What changed in the DIETClassifier implementation or defaults? Significant drop in performance for rare intents

Hello there!

During my migration to Rasa 2.x, I realized that rare intents are very badly classified now. I do have very imbalanced data (some intents have a dozen samples while others (like the ones that are using the ResponseSelector) have a few hundreds. It didn’t cause major problem for most intents in Rasa 1.9.

Even testing on the training data yields terrible results for intents with low support. For example, I have an intent happy which contains a dozen examples such as you're great!, I love you, etc. with a support of only 12 samples. In Rasa 1.9, we had a training recall of ~83% while in Rasa 2.1, I get a recall of 40%.

I am using the same pipeline as before, using Spacy tokenizers/featurizers and the DIETClassifier. From my understanding of the documentation, the DIETClassifier uses a balanced batching which should handle an imbalanced dataset. I have copy-pasted my NLU pipeline at the end of this message.

The only difference I can see is in the settings for the RegexFeaturizer and the SpacyFeaturizer which do not have the return_sequence: true option anymore. A quick glance at the code showed that at least the SpacyFeaturizer returns both sequence and sentence features. The Spacy versions are also identical (2.1.9)

Any idea of where I could look? What has changed between the two versions?

Thanks a lot for the pointers!
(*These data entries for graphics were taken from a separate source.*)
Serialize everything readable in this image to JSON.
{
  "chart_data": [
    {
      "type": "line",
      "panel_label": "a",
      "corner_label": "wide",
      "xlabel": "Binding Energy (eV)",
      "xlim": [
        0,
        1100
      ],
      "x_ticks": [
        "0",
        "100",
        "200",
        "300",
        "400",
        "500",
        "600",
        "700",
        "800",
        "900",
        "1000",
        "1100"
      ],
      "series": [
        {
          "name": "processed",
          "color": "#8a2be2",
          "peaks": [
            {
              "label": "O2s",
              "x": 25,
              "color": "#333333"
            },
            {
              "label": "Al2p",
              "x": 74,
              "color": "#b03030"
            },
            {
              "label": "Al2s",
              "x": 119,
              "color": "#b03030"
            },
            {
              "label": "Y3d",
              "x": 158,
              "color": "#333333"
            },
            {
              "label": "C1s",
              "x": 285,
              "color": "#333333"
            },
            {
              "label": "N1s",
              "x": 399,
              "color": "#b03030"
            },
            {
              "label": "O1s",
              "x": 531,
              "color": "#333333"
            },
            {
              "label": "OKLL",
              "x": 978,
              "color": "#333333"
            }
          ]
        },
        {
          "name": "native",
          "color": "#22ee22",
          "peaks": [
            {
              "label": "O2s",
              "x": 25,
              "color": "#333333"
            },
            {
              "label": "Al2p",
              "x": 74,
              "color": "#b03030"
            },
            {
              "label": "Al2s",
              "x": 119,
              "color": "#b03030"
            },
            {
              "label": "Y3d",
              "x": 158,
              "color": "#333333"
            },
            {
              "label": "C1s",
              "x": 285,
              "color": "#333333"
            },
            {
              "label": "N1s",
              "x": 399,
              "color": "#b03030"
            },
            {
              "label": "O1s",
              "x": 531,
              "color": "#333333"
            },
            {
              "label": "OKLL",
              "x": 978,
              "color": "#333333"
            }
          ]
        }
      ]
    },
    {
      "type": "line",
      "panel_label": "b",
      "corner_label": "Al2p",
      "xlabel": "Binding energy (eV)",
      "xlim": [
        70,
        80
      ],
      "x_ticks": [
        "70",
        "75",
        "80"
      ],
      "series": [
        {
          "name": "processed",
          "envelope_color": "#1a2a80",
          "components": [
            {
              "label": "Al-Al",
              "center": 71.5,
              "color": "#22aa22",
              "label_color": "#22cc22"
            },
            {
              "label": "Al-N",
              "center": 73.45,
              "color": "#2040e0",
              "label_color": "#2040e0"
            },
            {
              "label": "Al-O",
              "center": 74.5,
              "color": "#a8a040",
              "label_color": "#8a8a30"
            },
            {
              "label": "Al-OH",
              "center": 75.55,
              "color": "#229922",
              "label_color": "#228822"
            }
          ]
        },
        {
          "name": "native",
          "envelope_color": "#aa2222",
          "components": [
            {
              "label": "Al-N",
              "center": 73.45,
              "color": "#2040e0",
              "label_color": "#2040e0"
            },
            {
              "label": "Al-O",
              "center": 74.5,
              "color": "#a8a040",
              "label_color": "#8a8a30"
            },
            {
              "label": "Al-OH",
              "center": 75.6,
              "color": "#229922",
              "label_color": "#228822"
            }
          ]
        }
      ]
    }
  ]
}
Cheers Nicolas

config.yml (Rasa 2.x)

language: "en"
pipeline:
  - name: "DucklingEntityExtractor"
    url: "http://duckling.alpaca.casa"
    dimensions: ["time", "duration", "amount-of-money", "number", "email", "phone-number", "ordinal", "url"]
    timezone: "America/New_York"
  - name: "SpacyNLP"
    case_sensitive: true
  - name: "SpacyTokenizer"
  - name: "SpacyEntityExtractor"
    dimensions: ["PERSON", "MONEY"]
  - name: "RegexFeaturizer"
  - name: "SpacyFeaturizer"
  - name: LexicalSyntacticFeaturizer
  - name: "DIETClassifier"
    epochs: 50
    entity_recognition: true
    use_masked_language_model: false
  - ... # response selectors

config.yml (Rasa 1.9)

language: "en"
pipeline:
  - name: "DucklingHTTPExtractor"
    url: "http://duckling.alpaca.casa"
    dimensions: ["time", "duration", "amount-of-money", "number", "email", "phone-number", "ordinal", "url"]
    timezone: "America/New_York"
  - name: "SpacyNLP"
    case_sensitive: true
  - name: "SpacyTokenizer"
  - name: "SpacyEntityExtractor"
    dimensions: ["PERSON", "MONEY"]
  - name: "RegexFeaturizer"
    return_sequence: True  # <-- option not available anymore
  - name: "SpacyFeaturizer"
    return_sequence: True  # <-- option not available anymore
  - name: LexicalSyntacticFeaturizer
  - name: "DIETClassifier"
    epochs: 50
    entity_recognition: true
    use_masked_language_model: false

Maybe @Tanja would know? It might actually be between 1.9 and 1.10, I’ll test that

I just tested with Rasa 1.10 and I have the same issue as with 2.1.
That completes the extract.